Ce fut l’un de ces moments de cour d’assises où on se pince pour être sûr qu’on ne rêve pas. Un grand policier chevronné, Philippe Guichard, 62 ans, aujourd’hui sous-directeur à la Direction générale de la police nationale (DGPN) chargée du crime organisé, est venu le 8 décembre à la cour d’assises de Nanterre tenter de sauver la mise à Monique Olivier et, d’une certaine manière, alléger le passif de Michel Fourniret, mort en 2021. Une autre policière, Stéphanie Duchâtel, 56 ans, ex-chef du groupe d’enquête « Estelle » à la PJ de Versailles, en a remis une couche derrière lui à la barre, dans le même sens. L’élite de la police s’est donc faite, même si elle s’en est défendue, l’avocate du pire duo de tueurs en série de l’histoire pénale française.

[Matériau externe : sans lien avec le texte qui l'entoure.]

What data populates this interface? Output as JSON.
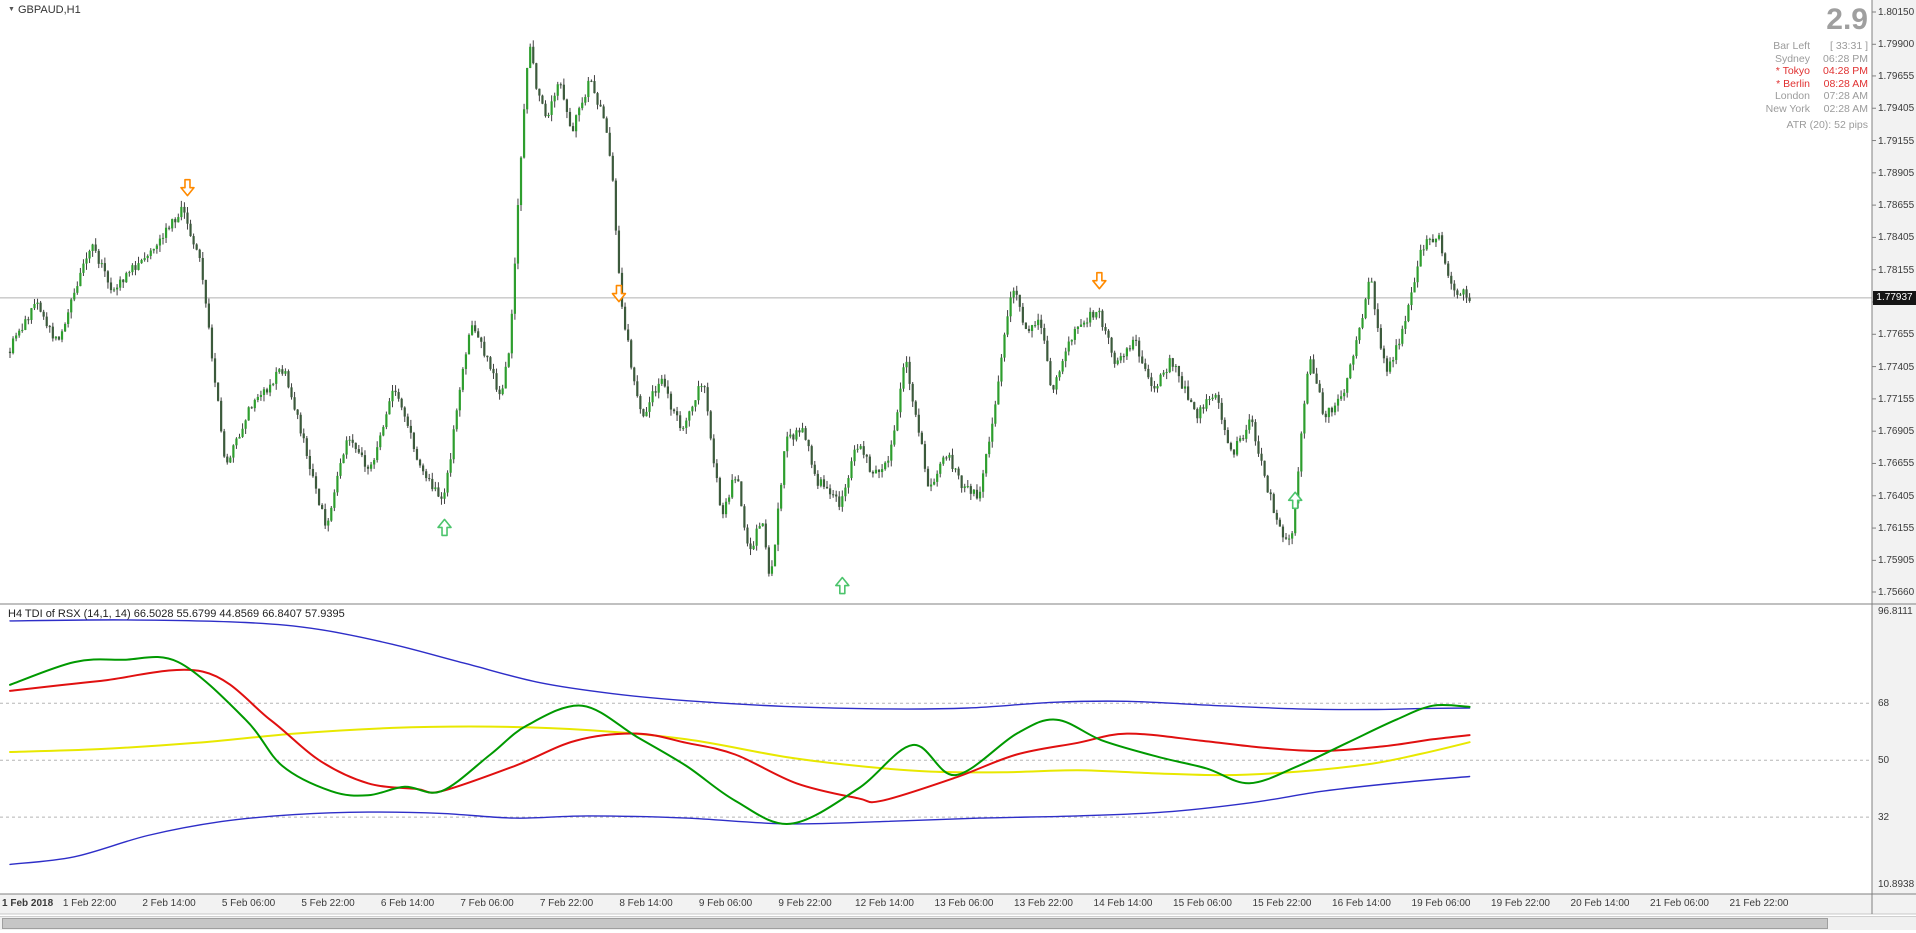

À la fin d’une déposition de plusieurs heures sur l’enquête concernant l’enlèvement d’Estelle Mouzin le 9 janvier 2003 à Guermantes (Seine-et-Marne), Philippe Guichard, qui a dirigé les débuts de la procédure avec la PJ de Versailles et participé de manière éminente à la suite, a ainsi estimé que l’« ogre des Ardennes » ne tuait « que » des jeunes filles. Il ne pourrait donc, selon lui, s’être intéressé à Estelle Mouzin, 9 ans. Philippe Guichard a alors lâché cette phrase qui a fait scandale : « Je ne crois pas que ce soit un pédophile, Fourniret, je suis désolé. » Concernant un criminel condamné dès les années 1960 pour des abus sexuels sur mineures et dont on sait qu’il a notamment violé et mis à mort Élisabeth Brichet, 12 ans, en 1989, Natacha Danais, 13 ans, en 1990 et Mananya Thumpong, 13 ans, en 2001, il y avait de quoi tomber de sa chaise. Le policier connaît-il vraiment le dossier, doit-on soupçonner qu’il est de mauvaise foi ? Il est vrai que Philippe Guichard était venu avec en tête le souhait explicite de flinguer l’enquête par laquelle les gendarmes en 2020, reprenant le dossier après seize ans d’échec de la PJ Versailles, ont « sorti » l’affaire, obtenant les aveux du couple, le scénario du crime, un ADN relié à Estelle Mouzin chez Fourniret et une série de dépositions périphériques qui crédibilisent le tout.
Tout cela me laisse un peu dubitatif sur l’implication de Michel Fourniret. Je ne suis pas avocat de la défense, je ne suis pas là pour défendre Monique Olivier… Mais je suis empreint au doute, je n’en sais rien, il me semble de ma mission de vous le dire.
C’était sans doute humiliant pour les huiles de la PJ, dans le climat éternel de guerre police-gendarmerie, une vieille blague française.